FIGURE 1. Task-switching scenario with four circles. Circle 1 (in blue) must be clicked at a time point between 800 and 900 ms from the start of the experiment. Circles 2 (in green), 3 (in orange), and 4 (in yellow) must be clicked in the 2,300–2,400, 3,300–3,400, and 1,500–1,600 ms intervals, respectively.

TABLE 1

TABLE 1. Model parameters.

The same scenario was modified to conduct the following experiments:

• Co-training time and action in a reinforcement learning agent on a simple task-switching scenario.

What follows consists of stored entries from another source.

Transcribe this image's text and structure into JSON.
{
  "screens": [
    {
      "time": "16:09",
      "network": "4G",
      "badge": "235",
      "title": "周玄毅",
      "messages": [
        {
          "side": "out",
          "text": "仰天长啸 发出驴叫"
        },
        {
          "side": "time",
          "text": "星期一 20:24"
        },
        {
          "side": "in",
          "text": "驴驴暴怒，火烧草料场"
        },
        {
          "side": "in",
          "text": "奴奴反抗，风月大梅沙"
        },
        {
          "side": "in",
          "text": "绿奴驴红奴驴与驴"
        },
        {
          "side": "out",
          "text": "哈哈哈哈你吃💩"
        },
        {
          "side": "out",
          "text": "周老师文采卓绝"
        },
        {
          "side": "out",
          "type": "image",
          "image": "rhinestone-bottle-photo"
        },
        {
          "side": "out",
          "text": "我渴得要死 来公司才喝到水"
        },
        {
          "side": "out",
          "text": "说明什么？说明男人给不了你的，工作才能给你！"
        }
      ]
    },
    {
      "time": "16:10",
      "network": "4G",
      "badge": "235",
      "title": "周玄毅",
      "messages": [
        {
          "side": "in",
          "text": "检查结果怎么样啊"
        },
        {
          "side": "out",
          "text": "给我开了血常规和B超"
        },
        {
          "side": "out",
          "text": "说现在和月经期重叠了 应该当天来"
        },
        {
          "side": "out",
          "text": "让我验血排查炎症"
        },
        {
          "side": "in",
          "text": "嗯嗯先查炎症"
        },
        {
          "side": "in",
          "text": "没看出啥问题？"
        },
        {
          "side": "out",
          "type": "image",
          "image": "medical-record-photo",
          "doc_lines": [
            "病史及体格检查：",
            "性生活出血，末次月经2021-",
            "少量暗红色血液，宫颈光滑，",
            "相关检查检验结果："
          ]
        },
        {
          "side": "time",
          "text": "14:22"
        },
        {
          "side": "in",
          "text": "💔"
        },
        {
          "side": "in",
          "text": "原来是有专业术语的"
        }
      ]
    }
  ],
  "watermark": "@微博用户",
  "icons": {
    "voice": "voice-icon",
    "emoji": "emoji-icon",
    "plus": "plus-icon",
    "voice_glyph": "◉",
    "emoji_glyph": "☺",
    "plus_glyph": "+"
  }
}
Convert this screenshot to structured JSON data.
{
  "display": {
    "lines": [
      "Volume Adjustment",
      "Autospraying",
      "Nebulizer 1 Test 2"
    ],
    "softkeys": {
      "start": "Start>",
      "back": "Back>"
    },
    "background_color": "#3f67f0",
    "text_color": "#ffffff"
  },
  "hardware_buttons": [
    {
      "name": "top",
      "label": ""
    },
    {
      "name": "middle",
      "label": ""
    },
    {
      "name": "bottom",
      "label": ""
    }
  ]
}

• Temporal scaling: the time intervals of each circle occur at different speeds. For instance, at Speed 2, circle 1 in Figure 1 must be clicked between 750 and 850 ms; similarly, circles 2, 3, and 4 must be clicked at 1,450–1,550, 2,250–2,350, and 3,250–3,350 ms, respectively.

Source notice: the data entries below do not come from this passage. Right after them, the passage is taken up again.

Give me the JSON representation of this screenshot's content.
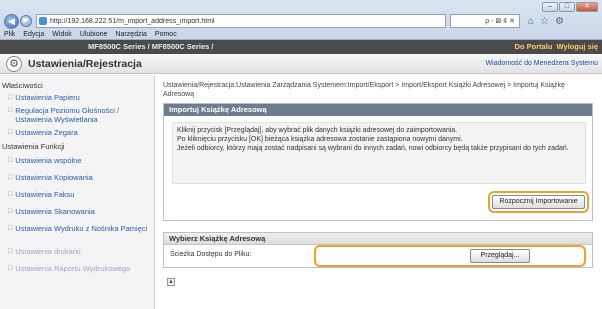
{
  "browser": {
    "window_buttons": {
      "minimize": "‒",
      "maximize": "□",
      "close": "✕"
    },
    "url": "http://192.168.222.51/m_import_address_import.html",
    "url_controls": "ρ - ⊠ ¢ ✕",
    "menu": [
      "Plik",
      "Edycja",
      "Widok",
      "Ulubione",
      "Narzędzia",
      "Pomoc"
    ]
  },
  "app": {
    "device": "MF8500C Series / MF8500C Series /",
    "portal_link": "Do Portalu",
    "logout_link": "Wyloguj się",
    "title": "Ustawienia/Rejestracja",
    "system_manager_message": "Wiadomość do Menedżera Systemu"
  },
  "sidebar": {
    "preferences_heading": "Właściwości",
    "preferences_items": [
      "Ustawienia Papieru",
      "Regulacja Poziomu Głośności / Ustawienia Wyświetlania",
      "Ustawienia Zegara"
    ],
    "function_heading": "Ustawienia Funkcji",
    "function_items": [
      "Ustawienia wspólne",
      "Ustawienia Kopiowania",
      "Ustawienia Faksu",
      "Ustawienia Skanowania",
      "Ustawienia Wydruku z Nośnika Pamięci",
      "Ustawienia drukarki",
      "Ustawienia Raportu Wydrukowego"
    ]
  },
  "main": {
    "breadcrumb": "Ustawienia/Rejestracja:Ustawienia Zarządzania Systemem:Import/Eksport > Import/Eksport Książki Adresowej > Importuj Książkę Adresową",
    "import_panel": {
      "heading": "Importuj Książkę Adresową",
      "instructions": [
        "Kliknij przycisk [Przeglądaj], aby wybrać plik danych książki adresowej do zaimportowania.",
        "Po kliknięciu przycisku [OK] bieżąca książka adresowa zostanie zastąpiona nowymi danymi.",
        "Jeżeli odbiorcy, którzy mają zostać nadpisani są wybrani do innych zadań, nowi odbiorcy będą także przypisani do tych zadań."
      ],
      "start_button": "Rozpocznij Importowanie"
    },
    "select_panel": {
      "heading": "Wybierz Książkę Adresową",
      "file_path_label": "Ścieżka Dostępu do Pliku:",
      "browse_button": "Przeglądaj..."
    }
  },
  "colors": {
    "highlight": "#f0a030",
    "panel_header": "#6f7c8f",
    "link": "#2a5ca8",
    "app_header": "#4a4a4a"
  }
}
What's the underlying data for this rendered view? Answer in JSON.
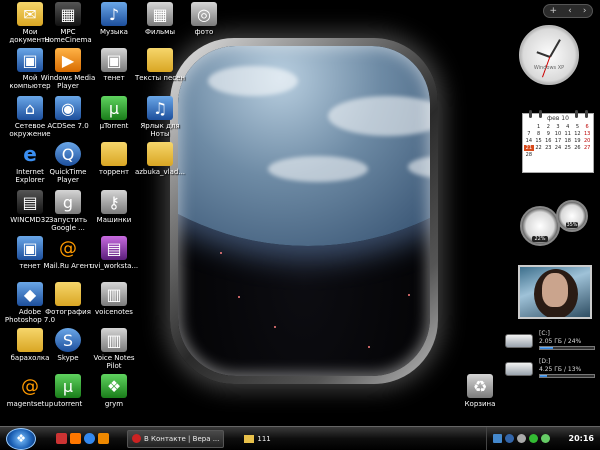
{
  "desktop": {
    "icons": [
      {
        "label": "Мои документы",
        "icon": "my-documents-icon"
      },
      {
        "label": "MPC HomeCinema",
        "icon": "mpc-icon"
      },
      {
        "label": "Музыка",
        "icon": "music-folder-icon"
      },
      {
        "label": "Фильмы",
        "icon": "films-icon"
      },
      {
        "label": "фото",
        "icon": "photo-icon"
      },
      {
        "label": "Мой компьютер",
        "icon": "my-computer-icon"
      },
      {
        "label": "Windows Media Player",
        "icon": "wmp-icon"
      },
      {
        "label": "тенет",
        "icon": "tenet-icon"
      },
      {
        "label": "Тексты песен",
        "icon": "folder-icon"
      },
      {
        "label": "Сетевое окружение",
        "icon": "network-icon"
      },
      {
        "label": "ACDSee 7.0",
        "icon": "acdsee-icon"
      },
      {
        "label": "µTorrent",
        "icon": "utorrent-icon"
      },
      {
        "label": "Ярлык для Ноты",
        "icon": "shortcut-icon"
      },
      {
        "label": "Internet Explorer",
        "icon": "ie-icon"
      },
      {
        "label": "QuickTime Player",
        "icon": "quicktime-icon"
      },
      {
        "label": "торрент",
        "icon": "folder-icon"
      },
      {
        "label": "azbuka_vlad...",
        "icon": "folder-icon"
      },
      {
        "label": "WINCMD32",
        "icon": "wincmd-icon"
      },
      {
        "label": "Запустить Google ...",
        "icon": "google-icon"
      },
      {
        "label": "Машинки",
        "icon": "cars-icon"
      },
      {
        "label": "тенет",
        "icon": "tenet-icon"
      },
      {
        "label": "Mail.Ru Агент",
        "icon": "mailru-icon"
      },
      {
        "label": "uvi_worksta...",
        "icon": "archive-icon"
      },
      {
        "label": "Adobe Photoshop 7.0",
        "icon": "photoshop-icon"
      },
      {
        "label": "Фотография",
        "icon": "folder-icon"
      },
      {
        "label": "voicenotes",
        "icon": "voicenotes-icon"
      },
      {
        "label": "барахолка",
        "icon": "folder-icon"
      },
      {
        "label": "Skype",
        "icon": "skype-icon"
      },
      {
        "label": "Voice Notes Pilot",
        "icon": "voicenotes-pilot-icon"
      },
      {
        "label": "magentsetup",
        "icon": "magent-icon"
      },
      {
        "label": "utorrent",
        "icon": "utorrent-icon"
      },
      {
        "label": "grym",
        "icon": "grym-icon"
      },
      {
        "label": "Корзина",
        "icon": "recycle-bin-icon"
      }
    ]
  },
  "sidebar": {
    "controls": [
      "+",
      "‹",
      "›"
    ],
    "clock": {
      "brand": "Windows XP"
    },
    "calendar": {
      "month": "фев 10",
      "days": [
        "",
        "1",
        "2",
        "3",
        "4",
        "5",
        "6",
        "7",
        "8",
        "9",
        "10",
        "11",
        "12",
        "13",
        "14",
        "15",
        "16",
        "17",
        "18",
        "19",
        "20",
        "21",
        "22",
        "23",
        "24",
        "25",
        "26",
        "27",
        "28"
      ],
      "today": "21"
    },
    "meters": {
      "cpu": "22%",
      "mem": "35%"
    },
    "drives": [
      {
        "name": "[C:]",
        "info": "2.05 ГБ / 24%",
        "fill": 0.24
      },
      {
        "name": "[D:]",
        "info": "4.25 ГБ / 13%",
        "fill": 0.13
      }
    ]
  },
  "taskbar": {
    "tasks": [
      {
        "label": "В Контакте | Вера ...",
        "icon": "browser-icon"
      },
      {
        "label": "111",
        "icon": "folder-icon"
      }
    ],
    "time": "20:16"
  },
  "colors": {
    "accent": "#1d6fd1",
    "taskbar": "#0e0e0e",
    "today": "#d84a1b"
  }
}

• Multiple clicks: one circle should be clicked multiple times without any external cue. For instance, after circle 1 is clicked and without any further stimulus input, the agent should learn to click the same circle after a fixed time interval.

• Twenty circles: To understand if the agent can handle a large number of tasks, we trained the agent on a scenario containing 20 circles.

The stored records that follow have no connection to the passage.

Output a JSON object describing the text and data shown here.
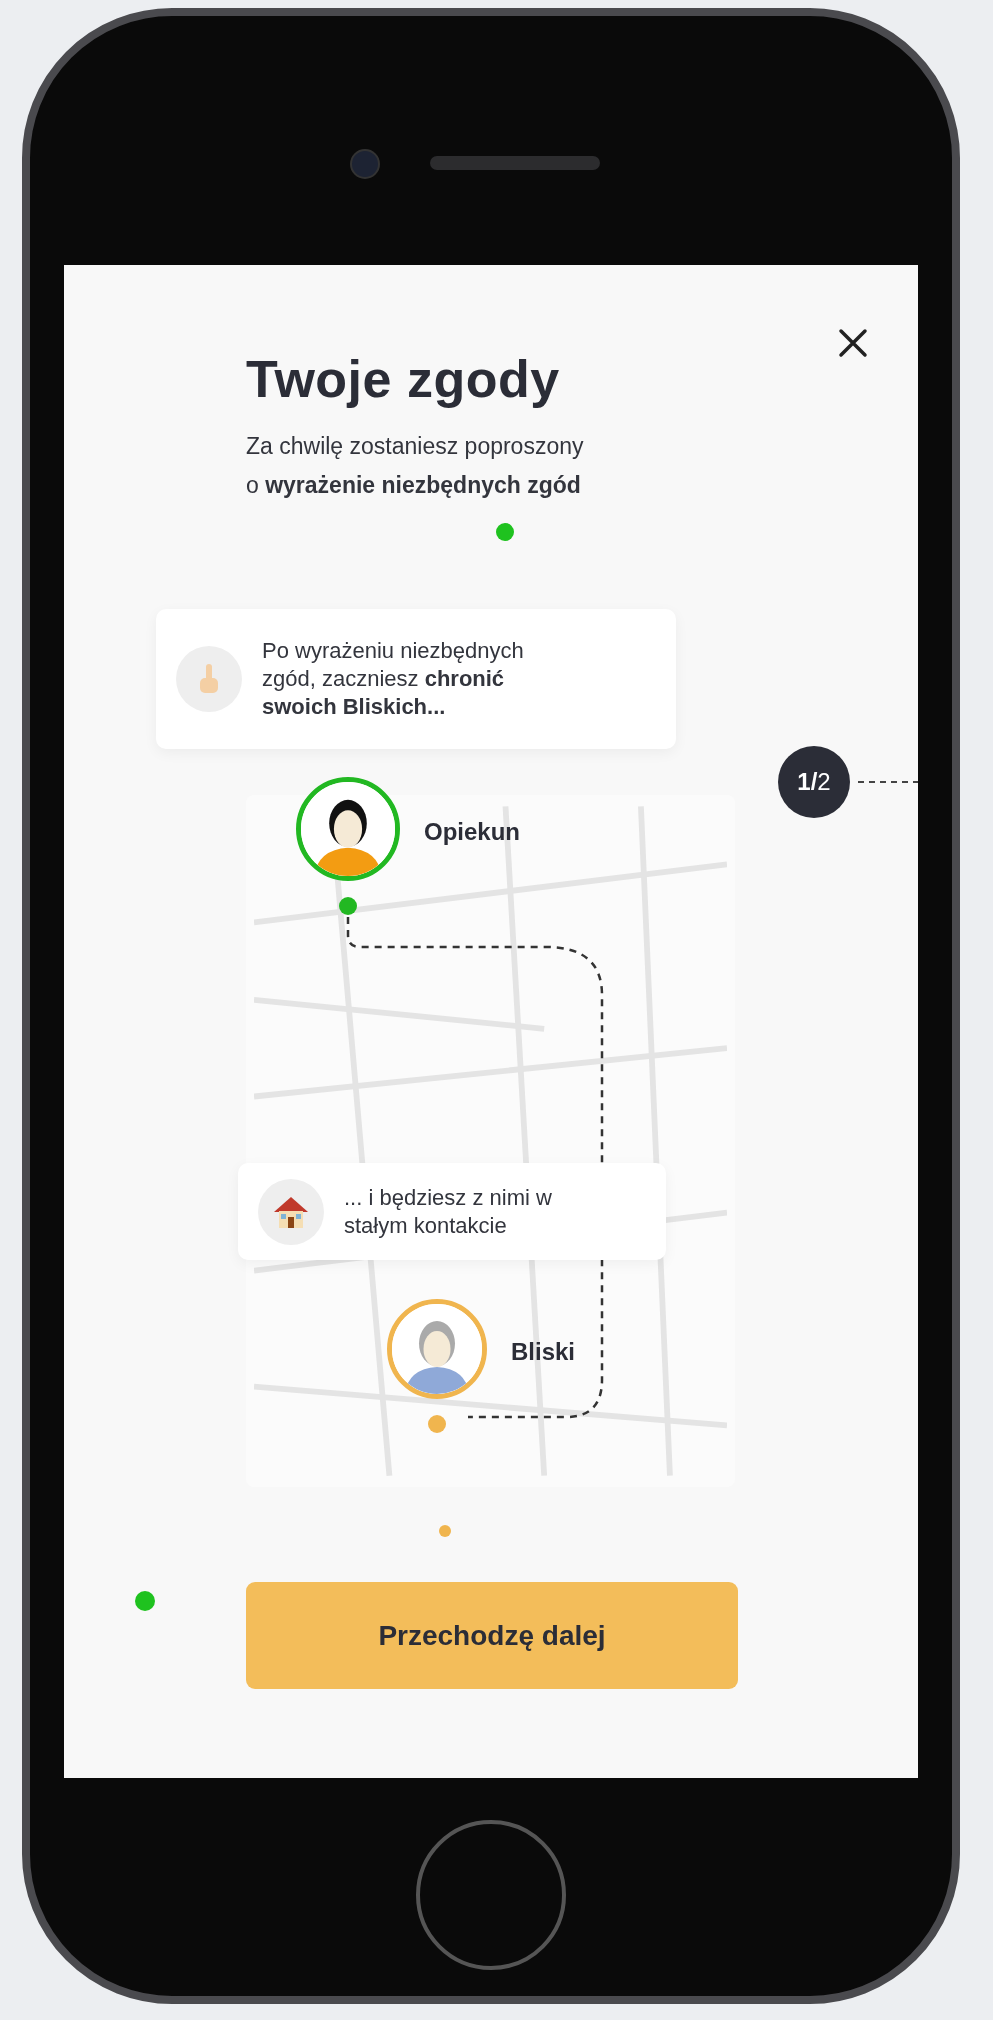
{
  "title": "Twoje zgody",
  "subtitle_lines": [
    "Za chwilę zostaniesz poproszony",
    "o **wyrażenie niezbędnych zgód**"
  ],
  "tips": [
    {
      "kind": "hand",
      "lines": [
        "Po wyrażeniu niezbędnych",
        "zgód, zaczniesz **chronić**",
        "**swoich Bliskich...**"
      ]
    },
    {
      "kind": "house",
      "lines": [
        "... i będziesz z nimi w",
        "stałym kontakcie"
      ]
    }
  ],
  "step_badge": "**1/**2",
  "people": [
    {
      "role": "Opiekun",
      "color": "#22b822"
    },
    {
      "role": "Bliski",
      "color": "#f0b54e"
    }
  ],
  "button": {
    "label": "Przechodzę dalej"
  }
}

• Skip state: in the task-switching scenario, the learned time-to-act should be a state-dependent action. In other words, when the state input is eliminated, the agent should not perform an action. For instance, if circle 4 in Figure 1 is removed from the state input, the agent should skip clicking on circle 4.

2.2 Framework

To disentangle the learning of temporal and spatial aspects of the action space, the temporal aspect being when to act and the spatial being what to act on, we used two different networks: a DQN to learn which action to take and an RNN which learns to produce a neural trajectory that peaks at the time-to-act.

2.2.1 Deep Q-Network

In recent years, RL algorithms have given rise to tremendous achievements Vinyals et al. (2019); Mnih et al. (2013); Silver et al. (2017). RL manifests as a Markov decision process (MDP) defined by the state space $S$ , the action space $A$ , and the reward function $ℛ : S \times A \to ℝ$ . At any given time step t, the agent receives a state $s_{t} \in S$ , which it uses to select an action $a_{t} \in A$ and execute that action on the environment. Next, the agent receives a reward $r_{t + δ t} \in ℛ$ , and the environment changes from state $s_{t}$ to $s_{t + δ t} \in S$ . For each action the agent performs on the environment, it collects $(s_{t}, a_{t}, r_{t + δ t}, s_{t + δ t})$ , also called an experience tuple. An agent learns to take actions that maximize the accumulated future rewards, which can be expressed as $R_{t}$ as follows:

R_{t} = \sum_{t = 1}^{\infty} γ^{t} r_{t} (1)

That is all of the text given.